Other limits strike closer to home: diabetics who can’t refuse dessert, alcoholics who can’t refuse a drink, gamblers who can’t refuse a bet. But it’s not just addicts. Behavioral economists find that all of us make “predictably irrational” economic choices. Cognitive psychologists find that we all suffer from “functional fixedness,” an inability to solve certain trivial problems, such as Duncker’s candle problem, because we can’t think out of the box. The good news, however, is that the endless variety of our limits provides job security for psychotherapists.
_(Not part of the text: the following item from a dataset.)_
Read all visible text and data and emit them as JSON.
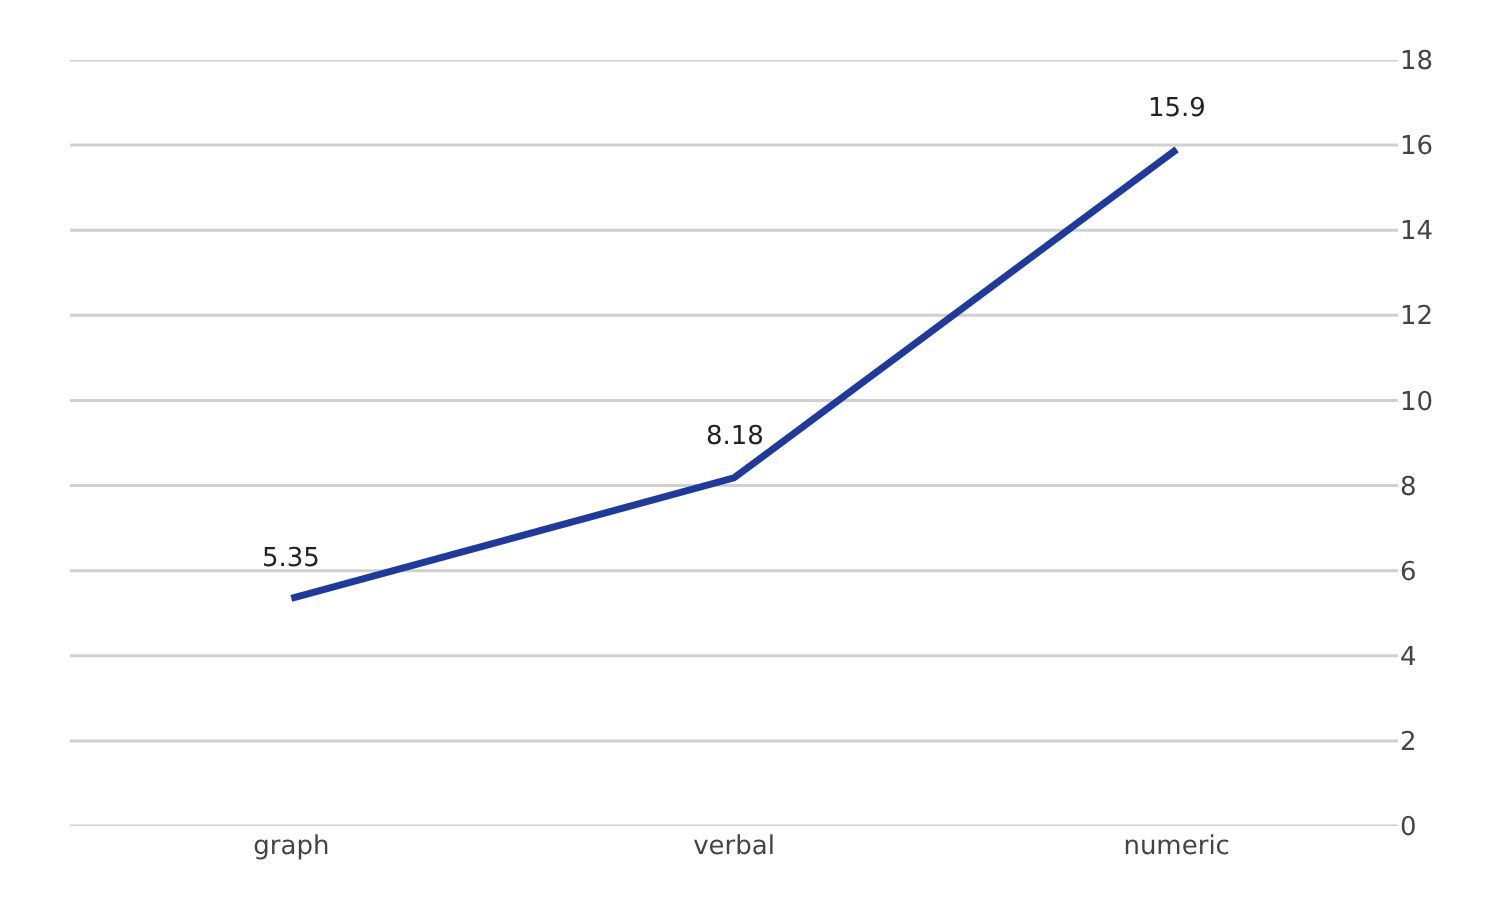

But here’s the key point. The limits of each kind of intelligence are an engine of evolution. Mimicry, camouflage, deception, parasitism—all are effects of an evolutionary arms race between different forms of intelligence sporting different strengths and suffering different limits.
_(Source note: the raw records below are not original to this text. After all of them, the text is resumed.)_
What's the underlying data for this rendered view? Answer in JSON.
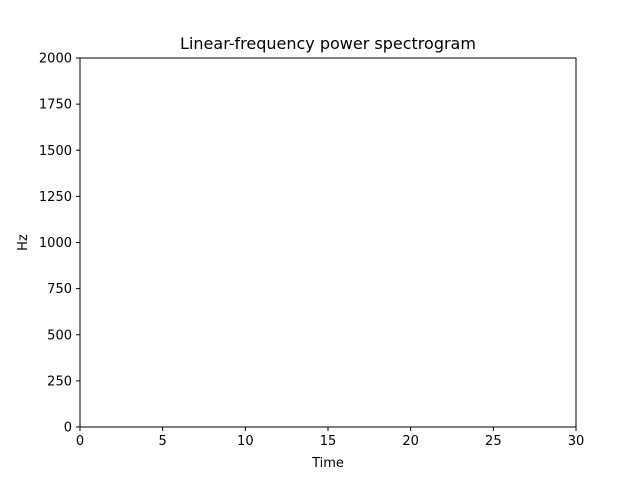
{
  "chart_data": {
    "type": "heatmap",
    "title": "Linear-frequency power spectrogram",
    "xlabel": "Time",
    "ylabel": "Hz",
    "xlim": [
      0,
      30
    ],
    "ylim": [
      0,
      2000
    ],
    "xticks": [
      0,
      5,
      10,
      15,
      20,
      25,
      30
    ],
    "yticks": [
      0,
      250,
      500,
      750,
      1000,
      1250,
      1500,
      1750,
      2000
    ],
    "xtick_labels": [
      "0",
      "5",
      "10",
      "15",
      "20",
      "25",
      "30"
    ],
    "ytick_labels": [
      "0",
      "250",
      "500",
      "750",
      "1000",
      "1250",
      "1500",
      "1750",
      "2000"
    ],
    "grid": false,
    "values": []
  }
}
Only recently has the stage been set for AIs to enter this race. As our computing resources expand and become better connected, more niches will appear in which AIs can reproduce, compete, and evolve. The chaotic nature of evolution makes it impossible to predict precisely what new forms of AI will emerge. We can confidently predict, however, that there will be surprises and mysteries, strengths where we have weaknesses and weaknesses where we have strengths.

But should this be cause for alarm? I think not. The evolution of AIs presents risks and opportunities. But so does the biological evolution of natural intelligences. We’ve learned that the best way to cope with the variety of natural intelligences is not alarm but prudence. Don’t hug rattlesnakes, don’t taunt grizzly bears, wear mosquito repellent. To deal with the evolving strategies of viruses and bacteria, wash your hands, avoid sneezes, get a flu shot. Occasionally, as with Ebola, further measures are required. But once again, prudence, not alarm, is effective. The evolution of natural intelligences can be a source of awe and inspiration if we embrace it with prudence rather than spurn it with alarm.

All species go extinct. Homo sapiens will be no exception. We don’t know how it will happen—a virus, an alien invasion, nuclear war, a supervolcano, an asteroid, a red-giant sun. Yes, it could be AIs, but I would bet long odds against it. I would bet, instead, that AIs will be a source of awe, insight, inspiration, and yes, profit, for years to come.